Cette mise à distance socio-historique dans la lecture des textes religieux, c’est justement ce que refusent les intégristes de tous poils, aussi bien les dogmatismes religieux, dans leur enfermement dans une seule lecture qui serait la fantasmatique lecture originelle, que les dogmatiques qui ont squatté l’athéisme, dans leurs dénonciations centrées sur une illusoire lettre des textes, qui échapperaient (comme par miracle ?) aux contextes de leur écriture et de leurs lectures. Cette parenthèse ouvre sur la prudence agnostique vis-à-vis des religions, à la fois compréhensive et critique, d’Alain Souchon dans sa chanson « Et si en plus y’a personne » (2005) : « Tant de compassions et tant de revolvers »…Historiquement, les usages humains des textes religieux ont bien produit à la fois de l’amour et des tueries.

La laïcité de 1905 comme tolérance

Revenons toutefois à nos agneaux spirituels et religieux ! Une fois posé le domaine spirituel de l’exploration du sens et des valeurs, dissocié du seul religieux, je suis bien obligé de reconnaître que les religions ont été historiquement des cadres importants pour formuler des interrogations spirituelles, et le sont encore aujourd’hui.
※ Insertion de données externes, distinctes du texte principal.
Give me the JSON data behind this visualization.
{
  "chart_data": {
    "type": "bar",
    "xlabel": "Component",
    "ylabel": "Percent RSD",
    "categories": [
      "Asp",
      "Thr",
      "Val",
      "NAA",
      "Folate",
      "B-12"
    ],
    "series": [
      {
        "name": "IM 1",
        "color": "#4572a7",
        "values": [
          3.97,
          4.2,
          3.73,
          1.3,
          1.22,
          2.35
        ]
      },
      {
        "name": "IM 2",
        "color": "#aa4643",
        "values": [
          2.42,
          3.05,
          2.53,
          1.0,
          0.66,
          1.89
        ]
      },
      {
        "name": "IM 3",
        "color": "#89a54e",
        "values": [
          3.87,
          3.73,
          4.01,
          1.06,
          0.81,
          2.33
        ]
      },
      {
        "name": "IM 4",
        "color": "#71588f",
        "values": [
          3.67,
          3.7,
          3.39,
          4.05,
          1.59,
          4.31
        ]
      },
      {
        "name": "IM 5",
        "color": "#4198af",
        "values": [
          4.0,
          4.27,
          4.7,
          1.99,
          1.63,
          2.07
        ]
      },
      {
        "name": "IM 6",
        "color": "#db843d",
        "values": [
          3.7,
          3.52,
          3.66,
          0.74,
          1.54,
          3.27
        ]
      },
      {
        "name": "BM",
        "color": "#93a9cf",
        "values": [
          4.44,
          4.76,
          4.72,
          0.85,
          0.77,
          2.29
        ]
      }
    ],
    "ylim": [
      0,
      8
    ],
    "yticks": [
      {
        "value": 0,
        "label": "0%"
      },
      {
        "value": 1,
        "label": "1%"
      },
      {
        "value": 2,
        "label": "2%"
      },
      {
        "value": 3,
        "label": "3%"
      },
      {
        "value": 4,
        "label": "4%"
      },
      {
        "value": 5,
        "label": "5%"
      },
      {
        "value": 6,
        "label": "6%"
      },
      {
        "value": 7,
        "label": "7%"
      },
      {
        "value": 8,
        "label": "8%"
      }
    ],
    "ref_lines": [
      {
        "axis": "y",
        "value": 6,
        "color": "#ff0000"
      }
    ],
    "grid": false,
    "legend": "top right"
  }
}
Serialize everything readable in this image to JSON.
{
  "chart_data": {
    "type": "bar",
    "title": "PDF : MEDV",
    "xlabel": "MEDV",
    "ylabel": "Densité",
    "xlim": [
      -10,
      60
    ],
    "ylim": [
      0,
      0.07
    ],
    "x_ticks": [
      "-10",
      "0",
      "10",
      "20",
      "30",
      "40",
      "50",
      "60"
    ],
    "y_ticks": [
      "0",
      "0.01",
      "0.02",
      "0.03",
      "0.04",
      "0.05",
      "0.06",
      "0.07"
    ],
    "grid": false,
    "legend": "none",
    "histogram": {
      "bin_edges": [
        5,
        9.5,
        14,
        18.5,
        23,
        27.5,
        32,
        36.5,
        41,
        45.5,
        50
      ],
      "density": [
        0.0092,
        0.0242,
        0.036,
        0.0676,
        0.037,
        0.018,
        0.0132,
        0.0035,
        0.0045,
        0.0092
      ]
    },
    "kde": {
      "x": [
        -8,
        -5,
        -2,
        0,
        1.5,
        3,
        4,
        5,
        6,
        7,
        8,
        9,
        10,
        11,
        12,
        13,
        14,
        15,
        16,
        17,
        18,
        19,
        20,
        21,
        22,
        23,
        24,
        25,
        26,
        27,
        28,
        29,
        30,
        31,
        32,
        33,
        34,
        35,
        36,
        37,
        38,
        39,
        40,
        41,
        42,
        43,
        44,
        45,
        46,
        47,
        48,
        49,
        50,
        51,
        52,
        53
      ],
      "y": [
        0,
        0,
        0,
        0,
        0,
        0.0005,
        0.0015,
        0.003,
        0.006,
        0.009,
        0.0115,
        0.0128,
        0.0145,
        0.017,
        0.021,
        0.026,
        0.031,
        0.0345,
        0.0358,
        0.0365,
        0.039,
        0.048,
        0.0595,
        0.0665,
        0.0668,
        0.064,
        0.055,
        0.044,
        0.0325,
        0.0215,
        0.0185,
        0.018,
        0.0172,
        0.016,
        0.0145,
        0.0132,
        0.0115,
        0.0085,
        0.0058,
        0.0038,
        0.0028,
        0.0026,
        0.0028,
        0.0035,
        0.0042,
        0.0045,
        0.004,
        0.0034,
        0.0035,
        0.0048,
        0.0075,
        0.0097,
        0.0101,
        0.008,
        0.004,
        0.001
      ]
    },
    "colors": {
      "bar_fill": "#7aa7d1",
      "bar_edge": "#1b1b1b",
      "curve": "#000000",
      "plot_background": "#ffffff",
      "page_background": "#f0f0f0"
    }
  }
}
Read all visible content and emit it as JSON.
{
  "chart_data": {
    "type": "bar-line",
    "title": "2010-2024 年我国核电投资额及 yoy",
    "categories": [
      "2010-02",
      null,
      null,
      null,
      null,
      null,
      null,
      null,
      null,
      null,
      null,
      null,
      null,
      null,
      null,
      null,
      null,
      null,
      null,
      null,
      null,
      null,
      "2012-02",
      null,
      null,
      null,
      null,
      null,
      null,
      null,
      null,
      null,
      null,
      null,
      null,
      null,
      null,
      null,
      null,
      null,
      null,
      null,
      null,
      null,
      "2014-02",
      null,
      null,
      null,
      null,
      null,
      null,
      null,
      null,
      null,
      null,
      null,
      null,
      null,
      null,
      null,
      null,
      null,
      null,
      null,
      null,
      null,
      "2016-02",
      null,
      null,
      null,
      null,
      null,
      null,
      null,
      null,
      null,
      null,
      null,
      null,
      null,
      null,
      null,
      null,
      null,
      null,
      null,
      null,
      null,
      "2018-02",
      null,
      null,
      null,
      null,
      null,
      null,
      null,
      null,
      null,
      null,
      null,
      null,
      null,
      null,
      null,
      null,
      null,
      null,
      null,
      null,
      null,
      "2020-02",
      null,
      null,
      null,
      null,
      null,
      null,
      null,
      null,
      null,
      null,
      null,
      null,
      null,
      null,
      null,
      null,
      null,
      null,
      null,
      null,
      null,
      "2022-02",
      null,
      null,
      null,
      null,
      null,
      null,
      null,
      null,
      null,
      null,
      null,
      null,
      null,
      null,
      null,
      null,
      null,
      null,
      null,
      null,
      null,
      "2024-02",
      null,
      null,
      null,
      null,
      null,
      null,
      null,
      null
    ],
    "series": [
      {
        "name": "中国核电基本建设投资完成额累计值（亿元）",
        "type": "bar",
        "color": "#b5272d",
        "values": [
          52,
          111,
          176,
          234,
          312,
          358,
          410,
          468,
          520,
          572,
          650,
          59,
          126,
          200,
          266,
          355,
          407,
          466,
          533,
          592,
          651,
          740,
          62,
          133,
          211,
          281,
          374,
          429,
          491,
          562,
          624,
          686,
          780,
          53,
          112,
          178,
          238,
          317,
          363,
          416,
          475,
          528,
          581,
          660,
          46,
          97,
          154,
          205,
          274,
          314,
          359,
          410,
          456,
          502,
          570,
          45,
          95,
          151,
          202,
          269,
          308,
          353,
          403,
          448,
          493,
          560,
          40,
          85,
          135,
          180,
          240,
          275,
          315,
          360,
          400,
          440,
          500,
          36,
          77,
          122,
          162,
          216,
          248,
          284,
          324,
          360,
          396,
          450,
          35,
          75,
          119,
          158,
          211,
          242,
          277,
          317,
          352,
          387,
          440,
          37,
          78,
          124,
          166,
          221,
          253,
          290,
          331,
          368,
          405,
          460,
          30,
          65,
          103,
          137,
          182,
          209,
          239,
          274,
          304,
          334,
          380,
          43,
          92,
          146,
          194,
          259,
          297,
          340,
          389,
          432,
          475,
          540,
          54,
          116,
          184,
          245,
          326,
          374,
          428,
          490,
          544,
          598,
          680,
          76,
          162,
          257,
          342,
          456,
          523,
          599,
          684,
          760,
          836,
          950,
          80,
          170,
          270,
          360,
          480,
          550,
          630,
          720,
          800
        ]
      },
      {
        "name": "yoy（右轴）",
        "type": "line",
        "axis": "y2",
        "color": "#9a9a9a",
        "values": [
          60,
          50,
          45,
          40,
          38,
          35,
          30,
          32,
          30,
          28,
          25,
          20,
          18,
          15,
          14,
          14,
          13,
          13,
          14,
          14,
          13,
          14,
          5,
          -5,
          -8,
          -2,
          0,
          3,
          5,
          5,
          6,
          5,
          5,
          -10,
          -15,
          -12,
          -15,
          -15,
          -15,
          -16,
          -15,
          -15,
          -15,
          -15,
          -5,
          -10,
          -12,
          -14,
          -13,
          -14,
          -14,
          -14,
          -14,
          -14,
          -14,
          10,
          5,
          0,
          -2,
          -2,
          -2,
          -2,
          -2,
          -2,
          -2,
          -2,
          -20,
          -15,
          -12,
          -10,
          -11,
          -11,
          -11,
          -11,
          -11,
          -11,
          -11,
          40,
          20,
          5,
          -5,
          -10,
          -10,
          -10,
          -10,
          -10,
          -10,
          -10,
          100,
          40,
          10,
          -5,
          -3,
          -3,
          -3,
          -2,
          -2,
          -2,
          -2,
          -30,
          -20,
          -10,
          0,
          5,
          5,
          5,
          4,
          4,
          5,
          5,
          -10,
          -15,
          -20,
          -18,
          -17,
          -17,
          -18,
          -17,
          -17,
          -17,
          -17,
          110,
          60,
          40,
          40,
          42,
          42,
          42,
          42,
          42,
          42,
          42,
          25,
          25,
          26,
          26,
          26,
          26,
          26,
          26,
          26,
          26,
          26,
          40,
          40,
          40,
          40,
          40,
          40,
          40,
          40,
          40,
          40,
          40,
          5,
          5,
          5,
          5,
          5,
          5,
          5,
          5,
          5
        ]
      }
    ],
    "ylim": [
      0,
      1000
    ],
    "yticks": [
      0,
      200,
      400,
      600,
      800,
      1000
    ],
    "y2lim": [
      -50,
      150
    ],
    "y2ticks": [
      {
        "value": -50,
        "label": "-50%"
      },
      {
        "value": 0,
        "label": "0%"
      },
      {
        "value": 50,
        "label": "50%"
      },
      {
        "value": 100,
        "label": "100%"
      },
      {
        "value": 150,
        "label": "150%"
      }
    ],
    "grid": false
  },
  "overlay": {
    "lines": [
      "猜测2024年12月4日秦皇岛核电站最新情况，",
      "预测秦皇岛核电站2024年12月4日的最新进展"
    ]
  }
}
D’où mon idée d’espaces de dialogue trans-spirituel autour de la question du sens et des valeurs, associant des spiritualités athées, agnostiques et religieuses. Cependant tout le monde n’a pas sa place dans ces espaces pluralistes : ni les croyants intégristes, qui veulent imposer leurs absolus aux autres et à la cité, ni les athées dogmatiques, voyant les croyants comme des « aliénés » qu’il faudrait soigner de leurs « hallucinations », ne peuvent raisonnablement faire partie de tels cadres.

Cela choque quelques-uns de mes camarades anarchistes qui prônent un athéisme sectaire, mais cela ne gêne pas de plus nombreux anarchistes encore qui pratiquent un athéisme tolérant. Et il y a même quelques anarchistes croyants et agnostiques ! Contrairement à ce que pensent certains athées qui croient détenir le monopole de la raison contre « l’obscurantisme », la lutte contre le dogmatisme doit se mener dans l’athéisme comme dans les cadres religieux, et de nombreux croyants savent manier la raison critique contre les préjugés, parfois mieux que les athées.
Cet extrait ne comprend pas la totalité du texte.